Saturday, December 11, 2010

Saturday ruminations

     Sipping tea steeped from teabags Lily Langois bought in Barcelona back in July.  Feels like ages ago,  that journey, worlds ago.  Honey and milk added, good.  Clears the mind.  What was the name of that store, hmm, and what street was it on?  A picture would jog the memory.  They're so handy.  I like tea.
     I just recently switched a normal folding chair for a big purple exercise ball to sit on here at my desk.  It is said to be better for your back and posture than a standard chair.  I don't know about the truth of that advice on sitting isometrics.  I sense my back aching now, sitting on this ball of air.  Though I do enjoy thinking on the act of sitting on a rubber ball inflated with air while I blog away.  It somehow adds a peculiar stamp of non-legitimacy to my writing's content, allowing my mind to wander off, drift into this place, then that place, mentally free associate.  Give my dirigible a pass.  All clear.  Airhead blogging, as it were.  I haven't typed that phrase, "as it were," since  university.  Sounds so collegiate.  
     Yes indeed, I once, years ago, wrote with a certain brand of self-righteous levity.  Don't ask me why any self-respecting writer would tag such an imprecise phrase as having "levity."  But this is what I mean when I say that writing one's blog while sitting on a big purple rubber ball filled with air can be so liberating.  All you need to do to stir the mental pot when you brain becomes cottony and ceramic is push down on your feet and rotate your hips in little circles.  Ten circles later, the ideas will sprout like gangbusters.  A bumper crop of brilliantly turn phrases, a tract of maxims worthy to be .pamphleted and handed out on Christmas Day instead of candy canes.  Tie a string to one or two and hang them from door jambs and kitchen entrance ways instead of mistletoe.  The possibilities defy imagination.  Don't they?
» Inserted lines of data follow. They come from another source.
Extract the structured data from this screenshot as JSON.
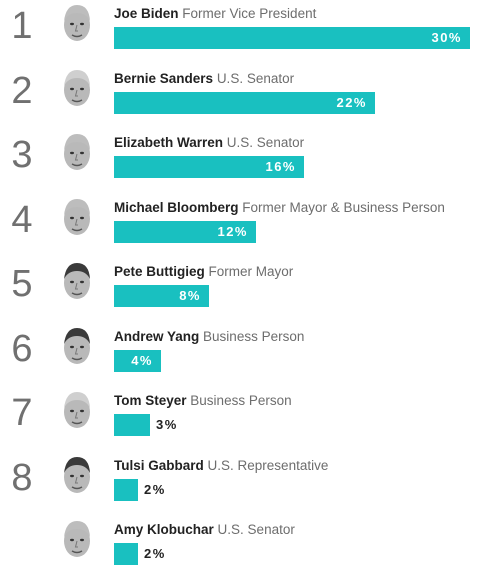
{
  "chart_data": {
    "type": "bar",
    "orientation": "horizontal",
    "bar_color": "#19c0c0",
    "value_suffix": "%",
    "series": [
      {
        "rank": "1",
        "name": "Joe Biden",
        "role": "Former Vice President",
        "value": 30,
        "label": "30%"
      },
      {
        "rank": "2",
        "name": "Bernie Sanders",
        "role": "U.S. Senator",
        "value": 22,
        "label": "22%"
      },
      {
        "rank": "3",
        "name": "Elizabeth Warren",
        "role": "U.S. Senator",
        "value": 16,
        "label": "16%"
      },
      {
        "rank": "4",
        "name": "Michael Bloomberg",
        "role": "Former Mayor & Business Person",
        "value": 12,
        "label": "12%"
      },
      {
        "rank": "5",
        "name": "Pete Buttigieg",
        "role": "Former Mayor",
        "value": 8,
        "label": "8%"
      },
      {
        "rank": "6",
        "name": "Andrew Yang",
        "role": "Business Person",
        "value": 4,
        "label": "4%"
      },
      {
        "rank": "7",
        "name": "Tom Steyer",
        "role": "Business Person",
        "value": 3,
        "label": "3%"
      },
      {
        "rank": "8",
        "name": "Tulsi Gabbard",
        "role": "U.S. Representative",
        "value": 2,
        "label": "2%"
      },
      {
        "rank": "",
        "name": "Amy Klobuchar",
        "role": "U.S. Senator",
        "value": 2,
        "label": "2%"
      }
    ]
  }
}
     I'm considering taking a picture of myself atop this purple sphere, blogging.  The dream may vanish, however.  The thought bubble might just go pop.  Instead, I may consider reading through to the end of the final chapter of "Animal, Vegetable, Miracle, A Year of Food Life," B. Kingsolver's nonfiction narrative about farm living out East.  How long have I been reading this book?  These days, too long.  Milk toast.  Just wanted to write that.